Results: Performance, Power, Efficiency And Overclocking
Massive integration of platform components into our favorite processors limits the value of most benchmarks to verification, since there are far fewer settings an individual motherboard manufacturer can play with (without blatant overclocking, which destroys an apples-to-apples comparison).
3DMark and PCMark
3DMark and PCMark show that the X99 Extreme6/ac has no performance problems, and no obvious signs of out-of-spec overclocking.
Motherboard manufacturers have a little more flexibility when it comes to memory tuning, but the X99 Extreme6/ac is essentially matched to the top three boards in this comparison. Gigabyte’s X99-UD4 fell slightly behind in September, though that small difference might have already been addressed via firmware updates. We’ll check the next Gigabyte sample to see how the company’s BIOS engineers have progressed.
An unusual lead in Grid 2 and loss in Arma 3 makes us glad that we’re using the average of several games to rate the X99 Extreme6/ac’s performance.
The X99 Extreme6/ac’s better-than-average completion time in 7-Zip file compression is offset by a slightly longer-than-average time in WinRAR. This same motherboard appears roughly average in A/V encoding, Creativity and Productivity.
Power And Efficiency
The X99 Extreme6/ac consumes a surprisingly small amount of energy under Prime95, but then again so did its cheaper Extreme4 sibling.

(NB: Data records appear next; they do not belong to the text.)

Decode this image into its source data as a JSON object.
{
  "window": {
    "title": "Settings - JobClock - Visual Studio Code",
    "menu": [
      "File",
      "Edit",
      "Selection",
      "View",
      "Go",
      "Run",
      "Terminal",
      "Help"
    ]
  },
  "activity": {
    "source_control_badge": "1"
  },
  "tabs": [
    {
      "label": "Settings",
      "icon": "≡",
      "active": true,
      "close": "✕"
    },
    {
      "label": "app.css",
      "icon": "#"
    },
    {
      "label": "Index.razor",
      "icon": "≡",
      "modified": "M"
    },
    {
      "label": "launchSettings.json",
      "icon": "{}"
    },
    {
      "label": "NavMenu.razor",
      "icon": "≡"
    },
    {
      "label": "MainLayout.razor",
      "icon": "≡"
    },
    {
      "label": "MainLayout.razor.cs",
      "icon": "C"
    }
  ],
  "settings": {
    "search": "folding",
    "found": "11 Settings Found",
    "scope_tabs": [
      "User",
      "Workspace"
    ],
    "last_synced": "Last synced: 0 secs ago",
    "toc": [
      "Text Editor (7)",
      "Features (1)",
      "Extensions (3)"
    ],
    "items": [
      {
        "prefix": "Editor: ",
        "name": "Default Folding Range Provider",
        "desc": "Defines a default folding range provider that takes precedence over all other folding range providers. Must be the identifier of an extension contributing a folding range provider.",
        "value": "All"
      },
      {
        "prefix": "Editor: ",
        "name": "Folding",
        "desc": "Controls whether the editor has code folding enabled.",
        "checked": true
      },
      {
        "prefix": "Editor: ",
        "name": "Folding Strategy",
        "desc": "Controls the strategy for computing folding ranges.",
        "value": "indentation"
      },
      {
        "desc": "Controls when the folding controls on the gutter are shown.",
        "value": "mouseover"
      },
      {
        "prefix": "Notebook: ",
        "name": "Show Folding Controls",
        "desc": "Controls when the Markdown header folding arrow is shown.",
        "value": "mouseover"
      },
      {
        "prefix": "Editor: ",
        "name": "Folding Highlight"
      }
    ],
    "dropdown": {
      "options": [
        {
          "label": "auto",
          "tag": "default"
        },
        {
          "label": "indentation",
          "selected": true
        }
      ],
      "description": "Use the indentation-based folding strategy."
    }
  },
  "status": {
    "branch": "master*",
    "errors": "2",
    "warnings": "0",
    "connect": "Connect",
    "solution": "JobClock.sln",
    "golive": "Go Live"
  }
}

Comparing its 99.8%-of-average performance ranking to its 95.4%-of-average energy consumption, we find 4.7% above-average efficiency. That is, in spite of its installed (and active) Wi-Fi controller.
|ASRock X99 Extreme6/ac|
|BIOS Version||1.40 (11/11/2014)||PCH Voltage||0.90-1.50V (25 mV)|
|Base Clock||96-300 MHz (0.1 MHz)||DRAM Voltage||1.00-1.80V (10 mV)|
|CPU Multiplier||12-120x (1x)||CAS Latency||4-31 Cycles|
|DRAM Data Rates||800-2666 (200/266.6 MHz)||tRCD||5-31 Cycles|
|CPU Vcore||0.080-2.00V (1 mV)||tRP||5-31 Cycles|
|VCCIN||1.20-2.30V (10 mV)||tRAS||10-63 Cycles|
A quick comparison of ASRock’s X99 Extreme6/ac and X99 Extreme4 shows the benefit of a little firmware tuning. Our first batch of boards simply wouldn’t run this processor stably at the 125MHz BCLK needed to reach DDR4-3000 at Intel-validated multipliers. Asus’s X99 Pro is the reason for that long-winded description, since it’s the only board we’ve tested so far to support memory ratios exceeding Intel’s validated 10x maximum.

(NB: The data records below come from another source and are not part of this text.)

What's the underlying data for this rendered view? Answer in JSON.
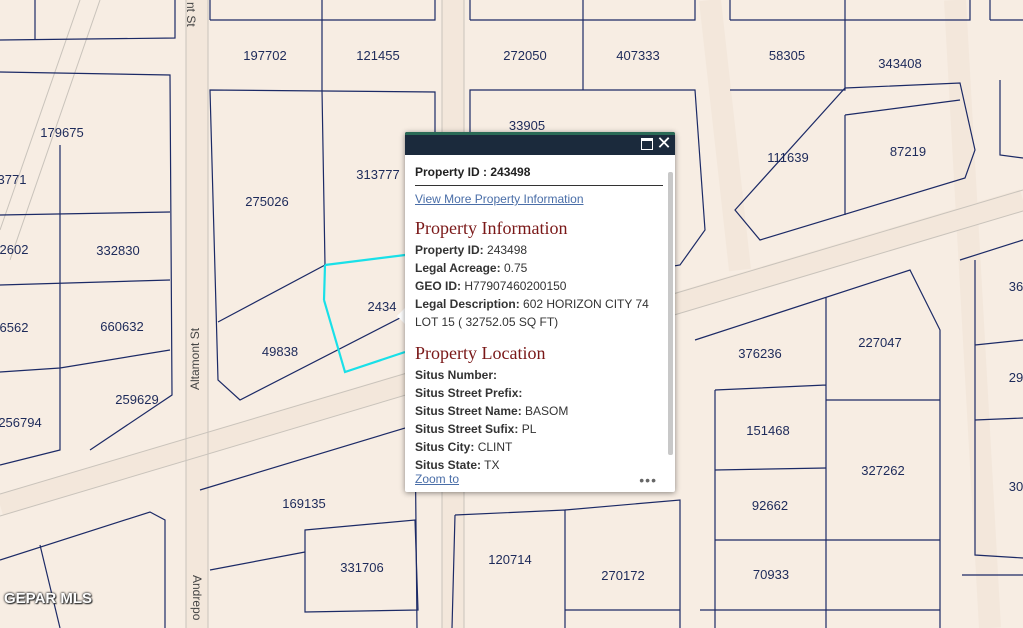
{
  "map": {
    "parcels": [
      {
        "id": "197702"
      },
      {
        "id": "121455"
      },
      {
        "id": "272050"
      },
      {
        "id": "407333"
      },
      {
        "id": "58305"
      },
      {
        "id": "343408"
      },
      {
        "id": "179675"
      },
      {
        "id": "33905"
      },
      {
        "id": "111639"
      },
      {
        "id": "87219"
      },
      {
        "id": "3771"
      },
      {
        "id": "275026"
      },
      {
        "id": "313777"
      },
      {
        "id": "2602"
      },
      {
        "id": "332830"
      },
      {
        "id": "6562"
      },
      {
        "id": "660632"
      },
      {
        "id": "2434"
      },
      {
        "id": "49838"
      },
      {
        "id": "259629"
      },
      {
        "id": "256794"
      },
      {
        "id": "376236"
      },
      {
        "id": "227047"
      },
      {
        "id": "36"
      },
      {
        "id": "29"
      },
      {
        "id": "151468"
      },
      {
        "id": "327262"
      },
      {
        "id": "30"
      },
      {
        "id": "169135"
      },
      {
        "id": "92662"
      },
      {
        "id": "331706"
      },
      {
        "id": "120714"
      },
      {
        "id": "270172"
      },
      {
        "id": "70933"
      }
    ],
    "streets": [
      "nt St",
      "Altamont St",
      "Andrepo"
    ],
    "attribution": "GEPAR MLS",
    "colors": {
      "background": "#f7ede3",
      "road": "#f2e6da",
      "parcel_line": "#1c2a66",
      "selected": "#19e0e8"
    }
  },
  "popup": {
    "header": "Property ID : 243498",
    "view_more": "View More Property Information",
    "info_title": "Property Information",
    "info": [
      {
        "label": "Property ID:",
        "value": "243498"
      },
      {
        "label": "Legal Acreage:",
        "value": "0.75"
      },
      {
        "label": "GEO ID:",
        "value": "H77907460200150"
      },
      {
        "label": "Legal Description:",
        "value": "602 HORIZON CITY 74 LOT 15 ( 32752.05 SQ FT)"
      }
    ],
    "location_title": "Property Location",
    "location": [
      {
        "label": "Situs Number:",
        "value": ""
      },
      {
        "label": "Situs Street Prefix:",
        "value": ""
      },
      {
        "label": "Situs Street Name:",
        "value": "BASOM"
      },
      {
        "label": "Situs Street Sufix:",
        "value": "PL"
      },
      {
        "label": "Situs City:",
        "value": "CLINT"
      },
      {
        "label": "Situs State:",
        "value": "TX"
      }
    ],
    "zoom_to": "Zoom to",
    "more": "•••"
  }
}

ASRock’s added efforts result in the X99 Extreme6/ac reaching the same 132MHz BCLK as Asus’ X99 Pro. It can’t do that without dropping the memory ratio though, as its data rate tops out at 3046MT/s. That data rate comes from a 9x DRAM ratio, a 4:3 memory controller to CPU core ratio, a 127MHz BCLK and the DDR data rate multiple of 2x. Phew!